UDP is a connectionless protocol, so just open the port and keep it open for the duration of the program run.
Can you show us some code?
10-20-2010 04:55 PM
here is the simple version of the code. thx
10-20-2010 08:12 PM - edited 10-20-2010 08:19 PM
@sbz wrote:
here is the simple version of the code. thx
Well, that code is exceedingly complicated. All that logic mess can be replaced with autoindexing. The delay has an error in/out, so no sequence is needed.
Why is there no top-level while loop? Are you running this on demand or are you using the "continuous run" button?
You are only sending commands via UDP and you never receive anything. Since you seem to run an UDP client, the local port should be unimportant. Maybe you should leave it unwired so the OS can pick an unused ephemeral port and you don't need to rely for a certain local port to be unused. Even if your server (instrument) sends replies back, you can program it to reply to whatever the source port of the request is, again making the local port of the client irrelevant.
You should only set a fixed local port if you are planning to run it as a server where clients establish new connections from the outside.
Anyway, you should only open the UDP session once for the entire duration of the program.
Here's a quick rewrite that does basically the same thing. Whenever you press the button, both instruments are contacted.

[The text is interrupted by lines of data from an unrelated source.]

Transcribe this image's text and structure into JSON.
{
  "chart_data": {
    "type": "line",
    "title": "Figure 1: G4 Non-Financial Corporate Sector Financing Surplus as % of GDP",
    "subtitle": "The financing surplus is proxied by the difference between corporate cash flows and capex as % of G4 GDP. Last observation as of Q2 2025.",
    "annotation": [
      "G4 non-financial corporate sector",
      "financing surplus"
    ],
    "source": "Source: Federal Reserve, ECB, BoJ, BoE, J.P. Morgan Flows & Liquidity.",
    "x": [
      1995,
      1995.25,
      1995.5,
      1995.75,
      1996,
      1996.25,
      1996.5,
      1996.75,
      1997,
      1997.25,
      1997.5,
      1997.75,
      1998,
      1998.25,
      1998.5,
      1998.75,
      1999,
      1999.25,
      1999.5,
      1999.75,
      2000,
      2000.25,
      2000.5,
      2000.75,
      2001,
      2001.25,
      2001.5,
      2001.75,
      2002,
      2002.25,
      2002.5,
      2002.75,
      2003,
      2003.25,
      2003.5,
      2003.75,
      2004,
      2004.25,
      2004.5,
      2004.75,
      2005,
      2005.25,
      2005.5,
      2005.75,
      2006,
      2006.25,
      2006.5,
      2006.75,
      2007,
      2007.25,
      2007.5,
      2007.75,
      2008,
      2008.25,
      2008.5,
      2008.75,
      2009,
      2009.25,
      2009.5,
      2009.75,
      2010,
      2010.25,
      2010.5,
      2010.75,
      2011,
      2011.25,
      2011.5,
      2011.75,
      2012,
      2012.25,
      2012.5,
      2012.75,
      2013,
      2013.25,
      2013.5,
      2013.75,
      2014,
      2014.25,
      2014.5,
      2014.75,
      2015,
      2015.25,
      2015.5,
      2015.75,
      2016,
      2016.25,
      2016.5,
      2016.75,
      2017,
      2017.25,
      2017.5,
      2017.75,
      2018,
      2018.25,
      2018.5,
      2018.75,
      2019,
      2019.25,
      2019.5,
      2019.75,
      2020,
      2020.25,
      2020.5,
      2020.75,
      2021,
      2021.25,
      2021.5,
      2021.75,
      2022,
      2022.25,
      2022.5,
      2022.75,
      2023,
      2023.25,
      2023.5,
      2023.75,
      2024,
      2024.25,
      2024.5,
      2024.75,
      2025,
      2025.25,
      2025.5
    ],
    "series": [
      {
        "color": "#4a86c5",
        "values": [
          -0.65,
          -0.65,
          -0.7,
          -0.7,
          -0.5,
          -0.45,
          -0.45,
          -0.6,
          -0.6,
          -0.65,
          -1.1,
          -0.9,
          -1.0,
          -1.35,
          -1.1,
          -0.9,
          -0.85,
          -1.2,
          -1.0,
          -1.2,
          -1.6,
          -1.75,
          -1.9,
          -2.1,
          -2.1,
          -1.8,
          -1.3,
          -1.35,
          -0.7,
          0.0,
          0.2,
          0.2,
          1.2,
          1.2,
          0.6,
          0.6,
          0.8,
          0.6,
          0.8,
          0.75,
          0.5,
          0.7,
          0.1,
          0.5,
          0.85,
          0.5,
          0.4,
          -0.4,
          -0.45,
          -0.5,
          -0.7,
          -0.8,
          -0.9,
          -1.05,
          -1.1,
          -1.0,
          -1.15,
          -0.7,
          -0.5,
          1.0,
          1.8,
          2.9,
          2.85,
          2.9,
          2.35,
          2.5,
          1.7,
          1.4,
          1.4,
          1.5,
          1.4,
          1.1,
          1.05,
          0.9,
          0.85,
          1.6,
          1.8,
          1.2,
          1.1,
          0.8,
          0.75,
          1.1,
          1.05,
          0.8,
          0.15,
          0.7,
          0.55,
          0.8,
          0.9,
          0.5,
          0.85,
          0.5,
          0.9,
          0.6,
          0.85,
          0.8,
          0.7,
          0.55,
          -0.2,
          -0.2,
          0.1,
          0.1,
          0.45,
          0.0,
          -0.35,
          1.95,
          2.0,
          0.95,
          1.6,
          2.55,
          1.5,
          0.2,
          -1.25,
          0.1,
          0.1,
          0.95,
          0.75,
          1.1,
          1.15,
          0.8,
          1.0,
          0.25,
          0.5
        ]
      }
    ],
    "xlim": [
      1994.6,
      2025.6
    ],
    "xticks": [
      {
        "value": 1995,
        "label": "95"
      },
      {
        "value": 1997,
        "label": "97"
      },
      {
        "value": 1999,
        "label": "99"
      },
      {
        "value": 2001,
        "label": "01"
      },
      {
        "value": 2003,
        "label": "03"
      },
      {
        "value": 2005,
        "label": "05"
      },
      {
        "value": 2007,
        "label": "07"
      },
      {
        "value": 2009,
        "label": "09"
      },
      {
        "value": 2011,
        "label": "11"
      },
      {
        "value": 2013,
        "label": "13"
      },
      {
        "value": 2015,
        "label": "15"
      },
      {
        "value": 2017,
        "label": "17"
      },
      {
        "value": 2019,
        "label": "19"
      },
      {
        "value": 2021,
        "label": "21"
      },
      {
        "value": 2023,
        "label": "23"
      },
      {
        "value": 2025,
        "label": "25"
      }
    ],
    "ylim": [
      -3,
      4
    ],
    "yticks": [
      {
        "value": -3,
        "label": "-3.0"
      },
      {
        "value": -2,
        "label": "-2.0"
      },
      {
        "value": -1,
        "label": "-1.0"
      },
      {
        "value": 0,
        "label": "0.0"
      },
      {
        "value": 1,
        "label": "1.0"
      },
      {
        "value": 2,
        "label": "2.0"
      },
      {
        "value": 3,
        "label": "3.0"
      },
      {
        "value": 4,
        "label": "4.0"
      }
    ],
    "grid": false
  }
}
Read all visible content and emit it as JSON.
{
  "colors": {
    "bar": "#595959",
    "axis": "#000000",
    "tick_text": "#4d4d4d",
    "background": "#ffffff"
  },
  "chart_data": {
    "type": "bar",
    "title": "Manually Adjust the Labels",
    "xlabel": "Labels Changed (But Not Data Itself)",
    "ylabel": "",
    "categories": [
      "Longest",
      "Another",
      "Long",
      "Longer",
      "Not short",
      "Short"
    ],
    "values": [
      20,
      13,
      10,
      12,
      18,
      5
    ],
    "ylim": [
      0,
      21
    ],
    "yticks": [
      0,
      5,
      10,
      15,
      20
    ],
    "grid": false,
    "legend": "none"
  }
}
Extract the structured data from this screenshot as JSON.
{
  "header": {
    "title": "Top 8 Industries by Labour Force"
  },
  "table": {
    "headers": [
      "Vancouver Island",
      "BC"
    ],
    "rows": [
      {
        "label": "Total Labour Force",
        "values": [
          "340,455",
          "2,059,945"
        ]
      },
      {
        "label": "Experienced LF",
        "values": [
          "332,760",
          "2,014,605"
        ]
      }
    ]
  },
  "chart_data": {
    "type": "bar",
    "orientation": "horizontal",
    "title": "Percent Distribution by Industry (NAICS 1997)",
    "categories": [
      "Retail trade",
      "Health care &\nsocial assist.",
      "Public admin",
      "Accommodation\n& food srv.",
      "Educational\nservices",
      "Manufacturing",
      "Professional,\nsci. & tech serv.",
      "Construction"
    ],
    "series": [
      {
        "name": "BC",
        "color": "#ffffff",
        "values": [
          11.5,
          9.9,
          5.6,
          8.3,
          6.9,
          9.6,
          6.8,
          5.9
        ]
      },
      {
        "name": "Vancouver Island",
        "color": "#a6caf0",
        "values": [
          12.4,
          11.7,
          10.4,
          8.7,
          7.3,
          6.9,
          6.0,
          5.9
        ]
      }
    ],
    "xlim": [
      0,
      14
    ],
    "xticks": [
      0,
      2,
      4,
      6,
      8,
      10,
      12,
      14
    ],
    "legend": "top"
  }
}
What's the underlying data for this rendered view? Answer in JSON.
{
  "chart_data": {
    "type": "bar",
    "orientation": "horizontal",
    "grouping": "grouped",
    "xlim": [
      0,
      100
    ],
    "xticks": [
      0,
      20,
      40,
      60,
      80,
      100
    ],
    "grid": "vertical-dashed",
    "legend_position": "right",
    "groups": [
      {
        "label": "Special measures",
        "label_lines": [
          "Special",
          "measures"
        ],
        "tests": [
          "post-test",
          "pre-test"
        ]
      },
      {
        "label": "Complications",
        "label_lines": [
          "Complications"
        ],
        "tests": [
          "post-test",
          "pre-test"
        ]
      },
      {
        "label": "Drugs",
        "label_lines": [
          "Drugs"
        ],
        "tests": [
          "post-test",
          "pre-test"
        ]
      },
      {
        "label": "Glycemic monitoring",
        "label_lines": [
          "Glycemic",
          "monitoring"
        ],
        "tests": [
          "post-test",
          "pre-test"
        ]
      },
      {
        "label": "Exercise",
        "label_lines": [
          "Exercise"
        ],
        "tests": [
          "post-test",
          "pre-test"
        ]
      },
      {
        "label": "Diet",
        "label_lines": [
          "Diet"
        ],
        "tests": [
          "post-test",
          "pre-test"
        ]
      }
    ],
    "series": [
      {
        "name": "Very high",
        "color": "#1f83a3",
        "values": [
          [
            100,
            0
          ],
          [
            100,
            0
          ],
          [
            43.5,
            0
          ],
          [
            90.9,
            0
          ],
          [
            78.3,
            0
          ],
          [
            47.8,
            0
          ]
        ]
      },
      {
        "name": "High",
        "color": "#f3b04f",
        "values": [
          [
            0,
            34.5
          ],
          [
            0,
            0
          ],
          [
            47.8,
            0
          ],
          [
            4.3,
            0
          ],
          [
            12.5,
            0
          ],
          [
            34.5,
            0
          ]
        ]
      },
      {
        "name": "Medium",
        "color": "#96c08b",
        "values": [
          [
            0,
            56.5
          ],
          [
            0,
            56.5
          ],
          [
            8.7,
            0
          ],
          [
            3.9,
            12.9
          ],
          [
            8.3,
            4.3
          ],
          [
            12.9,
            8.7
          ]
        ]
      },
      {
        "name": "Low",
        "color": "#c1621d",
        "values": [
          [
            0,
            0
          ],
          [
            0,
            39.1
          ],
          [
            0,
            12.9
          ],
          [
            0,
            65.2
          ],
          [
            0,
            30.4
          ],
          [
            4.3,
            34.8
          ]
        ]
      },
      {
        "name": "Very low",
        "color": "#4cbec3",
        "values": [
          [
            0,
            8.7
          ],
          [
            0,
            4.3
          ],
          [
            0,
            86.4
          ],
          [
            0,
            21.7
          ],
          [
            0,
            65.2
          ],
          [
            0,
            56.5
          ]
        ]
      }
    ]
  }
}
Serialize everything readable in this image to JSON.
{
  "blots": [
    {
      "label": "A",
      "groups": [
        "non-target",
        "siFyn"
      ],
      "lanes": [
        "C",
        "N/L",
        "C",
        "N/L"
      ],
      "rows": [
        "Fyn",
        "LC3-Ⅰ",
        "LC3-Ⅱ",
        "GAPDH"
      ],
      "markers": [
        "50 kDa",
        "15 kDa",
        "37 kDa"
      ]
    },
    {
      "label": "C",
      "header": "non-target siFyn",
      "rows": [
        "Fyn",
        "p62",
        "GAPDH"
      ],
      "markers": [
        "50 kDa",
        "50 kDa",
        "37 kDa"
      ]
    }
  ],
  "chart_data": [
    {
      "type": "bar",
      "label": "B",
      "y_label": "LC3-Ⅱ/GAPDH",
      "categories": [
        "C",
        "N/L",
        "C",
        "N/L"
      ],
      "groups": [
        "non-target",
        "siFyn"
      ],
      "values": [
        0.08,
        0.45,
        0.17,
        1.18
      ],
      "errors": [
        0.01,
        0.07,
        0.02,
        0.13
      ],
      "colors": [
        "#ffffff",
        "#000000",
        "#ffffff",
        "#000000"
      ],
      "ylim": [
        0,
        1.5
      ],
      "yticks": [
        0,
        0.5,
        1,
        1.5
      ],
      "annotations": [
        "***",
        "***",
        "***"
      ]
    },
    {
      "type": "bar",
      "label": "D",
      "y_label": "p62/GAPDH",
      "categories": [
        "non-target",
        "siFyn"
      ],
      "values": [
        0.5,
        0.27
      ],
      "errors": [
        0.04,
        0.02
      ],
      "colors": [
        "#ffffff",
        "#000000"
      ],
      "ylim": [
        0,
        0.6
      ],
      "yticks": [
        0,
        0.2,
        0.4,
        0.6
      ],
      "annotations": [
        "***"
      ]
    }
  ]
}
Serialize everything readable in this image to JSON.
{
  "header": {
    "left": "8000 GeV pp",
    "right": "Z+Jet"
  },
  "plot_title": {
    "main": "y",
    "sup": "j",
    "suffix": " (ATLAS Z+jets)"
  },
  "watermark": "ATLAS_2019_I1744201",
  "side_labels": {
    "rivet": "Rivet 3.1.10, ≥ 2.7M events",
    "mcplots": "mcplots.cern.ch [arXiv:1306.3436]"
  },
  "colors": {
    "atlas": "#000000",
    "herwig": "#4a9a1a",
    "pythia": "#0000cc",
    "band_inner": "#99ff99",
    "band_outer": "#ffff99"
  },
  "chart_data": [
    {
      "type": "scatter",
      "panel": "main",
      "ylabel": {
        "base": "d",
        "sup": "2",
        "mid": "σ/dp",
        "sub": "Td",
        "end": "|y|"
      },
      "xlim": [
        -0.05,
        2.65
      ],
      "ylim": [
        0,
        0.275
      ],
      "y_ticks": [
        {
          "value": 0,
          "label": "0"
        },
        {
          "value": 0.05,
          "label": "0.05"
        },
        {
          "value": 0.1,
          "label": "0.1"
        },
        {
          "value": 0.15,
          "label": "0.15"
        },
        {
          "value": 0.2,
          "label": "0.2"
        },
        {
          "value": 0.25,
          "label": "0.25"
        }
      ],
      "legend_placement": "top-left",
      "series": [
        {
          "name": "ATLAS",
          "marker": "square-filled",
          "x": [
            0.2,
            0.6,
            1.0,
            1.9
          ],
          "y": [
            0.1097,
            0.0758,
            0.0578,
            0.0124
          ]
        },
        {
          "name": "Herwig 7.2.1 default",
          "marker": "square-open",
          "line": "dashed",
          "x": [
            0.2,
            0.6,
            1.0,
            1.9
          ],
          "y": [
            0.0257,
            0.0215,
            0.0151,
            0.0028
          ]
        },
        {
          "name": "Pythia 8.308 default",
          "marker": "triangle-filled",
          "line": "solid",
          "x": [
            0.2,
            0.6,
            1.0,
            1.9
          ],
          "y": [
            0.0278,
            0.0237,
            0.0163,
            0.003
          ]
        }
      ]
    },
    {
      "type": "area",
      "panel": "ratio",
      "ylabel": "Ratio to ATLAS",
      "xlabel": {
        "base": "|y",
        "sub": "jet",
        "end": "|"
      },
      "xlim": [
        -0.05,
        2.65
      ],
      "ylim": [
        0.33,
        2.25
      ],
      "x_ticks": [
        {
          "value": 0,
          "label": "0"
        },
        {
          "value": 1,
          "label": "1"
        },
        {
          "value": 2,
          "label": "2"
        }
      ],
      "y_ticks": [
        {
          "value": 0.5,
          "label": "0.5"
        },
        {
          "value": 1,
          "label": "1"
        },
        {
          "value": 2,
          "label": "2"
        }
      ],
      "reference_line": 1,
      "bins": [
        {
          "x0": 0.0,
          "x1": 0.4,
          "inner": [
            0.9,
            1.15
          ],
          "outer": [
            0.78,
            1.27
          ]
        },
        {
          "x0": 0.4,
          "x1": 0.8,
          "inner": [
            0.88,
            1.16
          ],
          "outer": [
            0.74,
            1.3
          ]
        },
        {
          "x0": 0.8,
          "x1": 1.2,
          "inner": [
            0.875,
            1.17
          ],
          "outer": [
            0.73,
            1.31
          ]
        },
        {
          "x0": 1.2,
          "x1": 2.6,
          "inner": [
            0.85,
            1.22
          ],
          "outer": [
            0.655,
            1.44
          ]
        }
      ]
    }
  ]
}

The local port is kept open until the program ends. Let me know if it makes sense.
10-21-2010 12:52 PM
hi,
thanks for taking the time & modifying the code. the code i sent you is just part of a huge code, and the part i sent you only triggers the lasers. the problem is not with the code, it works fine with 1 device but not with 2. i ran your code & it doesn't run but again thanks for your time.
sbz
10-21-2010 01:16 PM
One thing I noticed is that the "con\n" constant is set to normal display mode. I believe the intent here is to send "con" followed by a linefeed. In this case you need to change the display mode of that constant to '\' codes display and remove one of the backslashes that will appear once you do this. Also, some of the other strings have spaces at the end. Don't know if that matters.